For price and quality this is the best place, !!! located in the 333 Washington Street Exchange Diamond Building!!!!
Boston Watch and Clock Repair has been there since the mid 1990?s and has a fanfare that extents to all over boston, brookline and newton
when ever i go into the store, generally it is for an adjustment of one of my vintage rolex watches, i always seem to see different jewelry store owners who take watches in to boston watch and clock for repair and then take his bill and double it for their customers!!!
a watch repair is really a blind item and this is the place where the blinders are off and my repairs are done, generally in the same day for minor adjustments!!!
my mom has a cartier watch and the battery is always taken here and the cost is $12.00
thanks again for the great service, !!!!
this is the best watchmaker!!!
keywords for the google internet!!
A watchmaker is an artisan who makes and repairs watches. Since virtually all watches are now factory made, most modern watchmakers solely repair watches. However, originally they were master craftsmen who built watches, including all their parts, by hand.
Modern watchmakers required to repair older watches, for which replacement parts may not be available, must have fabrication skills. A skilled watchmaker can typically manufacture replacements for many of the parts found in a watch.

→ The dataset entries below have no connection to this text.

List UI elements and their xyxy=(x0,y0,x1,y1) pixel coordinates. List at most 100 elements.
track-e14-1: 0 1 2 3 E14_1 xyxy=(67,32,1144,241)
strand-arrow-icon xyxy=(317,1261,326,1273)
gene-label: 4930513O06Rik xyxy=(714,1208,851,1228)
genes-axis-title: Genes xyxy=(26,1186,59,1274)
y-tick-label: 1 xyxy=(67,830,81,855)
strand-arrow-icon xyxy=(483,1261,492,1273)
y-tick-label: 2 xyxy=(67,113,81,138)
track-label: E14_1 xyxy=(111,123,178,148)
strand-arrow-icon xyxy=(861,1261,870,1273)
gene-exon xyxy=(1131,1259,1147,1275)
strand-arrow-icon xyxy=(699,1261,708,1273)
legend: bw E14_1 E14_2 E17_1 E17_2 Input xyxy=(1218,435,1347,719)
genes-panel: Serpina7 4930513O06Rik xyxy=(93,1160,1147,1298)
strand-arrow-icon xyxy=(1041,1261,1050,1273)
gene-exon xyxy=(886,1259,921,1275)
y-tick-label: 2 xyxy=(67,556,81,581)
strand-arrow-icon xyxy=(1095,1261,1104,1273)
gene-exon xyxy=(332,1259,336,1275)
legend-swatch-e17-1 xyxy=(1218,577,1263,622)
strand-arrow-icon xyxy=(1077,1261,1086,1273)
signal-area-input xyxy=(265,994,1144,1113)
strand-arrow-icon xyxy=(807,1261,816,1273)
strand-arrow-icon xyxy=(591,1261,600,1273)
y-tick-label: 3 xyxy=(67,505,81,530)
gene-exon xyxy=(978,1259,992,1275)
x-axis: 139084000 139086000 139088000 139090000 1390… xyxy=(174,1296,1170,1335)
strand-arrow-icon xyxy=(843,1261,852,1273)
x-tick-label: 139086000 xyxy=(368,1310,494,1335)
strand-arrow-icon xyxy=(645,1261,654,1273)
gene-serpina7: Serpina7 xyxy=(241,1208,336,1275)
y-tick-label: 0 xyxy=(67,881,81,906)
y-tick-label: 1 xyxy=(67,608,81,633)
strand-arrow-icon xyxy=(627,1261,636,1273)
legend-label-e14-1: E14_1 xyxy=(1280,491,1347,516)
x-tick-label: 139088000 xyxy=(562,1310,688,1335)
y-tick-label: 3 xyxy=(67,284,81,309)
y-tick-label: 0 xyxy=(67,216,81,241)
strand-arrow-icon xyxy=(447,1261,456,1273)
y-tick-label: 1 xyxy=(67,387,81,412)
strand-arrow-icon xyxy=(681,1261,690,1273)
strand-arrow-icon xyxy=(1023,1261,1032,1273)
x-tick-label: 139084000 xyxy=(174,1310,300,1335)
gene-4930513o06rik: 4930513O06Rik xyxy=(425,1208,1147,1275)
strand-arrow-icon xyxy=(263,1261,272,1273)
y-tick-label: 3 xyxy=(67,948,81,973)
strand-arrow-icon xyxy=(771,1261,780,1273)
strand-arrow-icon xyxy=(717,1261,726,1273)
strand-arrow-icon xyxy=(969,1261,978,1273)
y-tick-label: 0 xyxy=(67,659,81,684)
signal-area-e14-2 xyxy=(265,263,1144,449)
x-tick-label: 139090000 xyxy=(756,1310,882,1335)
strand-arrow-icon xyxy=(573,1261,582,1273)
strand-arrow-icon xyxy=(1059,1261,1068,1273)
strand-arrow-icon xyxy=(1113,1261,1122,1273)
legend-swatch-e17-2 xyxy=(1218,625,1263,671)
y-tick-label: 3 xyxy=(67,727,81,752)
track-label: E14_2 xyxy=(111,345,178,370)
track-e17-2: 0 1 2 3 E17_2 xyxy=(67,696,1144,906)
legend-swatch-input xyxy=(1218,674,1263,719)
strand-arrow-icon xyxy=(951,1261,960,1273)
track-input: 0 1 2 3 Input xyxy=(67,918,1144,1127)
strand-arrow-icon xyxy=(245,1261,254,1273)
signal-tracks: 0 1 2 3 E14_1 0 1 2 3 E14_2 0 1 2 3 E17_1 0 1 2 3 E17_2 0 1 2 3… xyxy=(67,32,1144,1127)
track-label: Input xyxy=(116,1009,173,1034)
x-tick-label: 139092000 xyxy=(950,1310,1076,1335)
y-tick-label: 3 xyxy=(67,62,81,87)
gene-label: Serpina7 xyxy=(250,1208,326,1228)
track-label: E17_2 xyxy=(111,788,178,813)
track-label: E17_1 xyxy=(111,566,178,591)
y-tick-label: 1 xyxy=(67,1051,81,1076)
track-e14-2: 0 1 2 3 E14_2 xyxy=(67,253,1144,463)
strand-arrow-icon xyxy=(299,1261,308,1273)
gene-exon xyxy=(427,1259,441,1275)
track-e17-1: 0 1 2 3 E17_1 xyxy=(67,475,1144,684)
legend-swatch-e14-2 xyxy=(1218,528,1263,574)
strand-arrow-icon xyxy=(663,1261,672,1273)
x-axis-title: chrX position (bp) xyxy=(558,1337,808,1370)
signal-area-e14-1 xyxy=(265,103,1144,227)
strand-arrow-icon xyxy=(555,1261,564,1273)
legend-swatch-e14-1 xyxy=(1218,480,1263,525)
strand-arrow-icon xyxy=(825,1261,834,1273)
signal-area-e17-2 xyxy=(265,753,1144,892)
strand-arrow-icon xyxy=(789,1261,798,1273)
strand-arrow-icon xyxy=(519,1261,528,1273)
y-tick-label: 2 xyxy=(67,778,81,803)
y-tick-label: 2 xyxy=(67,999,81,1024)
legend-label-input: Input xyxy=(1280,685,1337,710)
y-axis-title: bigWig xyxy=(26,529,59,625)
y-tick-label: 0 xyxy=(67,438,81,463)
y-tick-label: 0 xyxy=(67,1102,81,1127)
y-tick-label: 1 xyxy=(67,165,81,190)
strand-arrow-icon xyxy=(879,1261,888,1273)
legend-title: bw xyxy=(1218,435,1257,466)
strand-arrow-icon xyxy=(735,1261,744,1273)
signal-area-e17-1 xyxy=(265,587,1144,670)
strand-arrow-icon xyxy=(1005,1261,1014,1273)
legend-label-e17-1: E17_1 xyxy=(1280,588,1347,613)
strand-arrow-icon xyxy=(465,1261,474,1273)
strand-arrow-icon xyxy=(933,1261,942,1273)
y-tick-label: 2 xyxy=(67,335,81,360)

A watchmaker, as the name implies, works primarily on watches, not clocks; the latter is called a clockmaker.
Horology
American Watchmakers-Clockmakers Institute
Chronometer watch
Clockmaker
Federation of the Swiss Watch Industry FH
Marine chronometer repair and service
National Association of Watch and Clock Collectors
Watchmaker analogy
Waltham Watch Company
People interested in horology are called horologists. That term is used both by people who deal professionally with timekeeping apparatus (watchmakers, clockmakers), as well as aficionados and scholars of horology. Horology and horologists have numerous organizations, both professional associations and more scholarly societies.
A marine chronometer is a clock that is precise and accurate enough to be used as a portable time standard; it can therefore be used to determine longitude by means of celestial navigation. When first developed in the eighteenth century it was a major technical achievement, as accurate knowledge of the time over a long sea voyage is necessary for navigation, lacking electronic or communications aids. The first true chronometer was the life work of one man, John Harrison, spanning 31 years of persistent trial and error that revolutionized naval (and later aerial) navigation as the Age of Discovery and Colonialism hit a new gear.
The term chronometer (apparently coined in 1714 by Jeremy Thacker, an early competitor for the prize set by the Longitude Act in the same year)[1] is used more recently to describe wristwatches tested and certified to meet certain precision standards. Timepieces made in Switzerland may only display the word 'Chronometer' if certified by the COSC.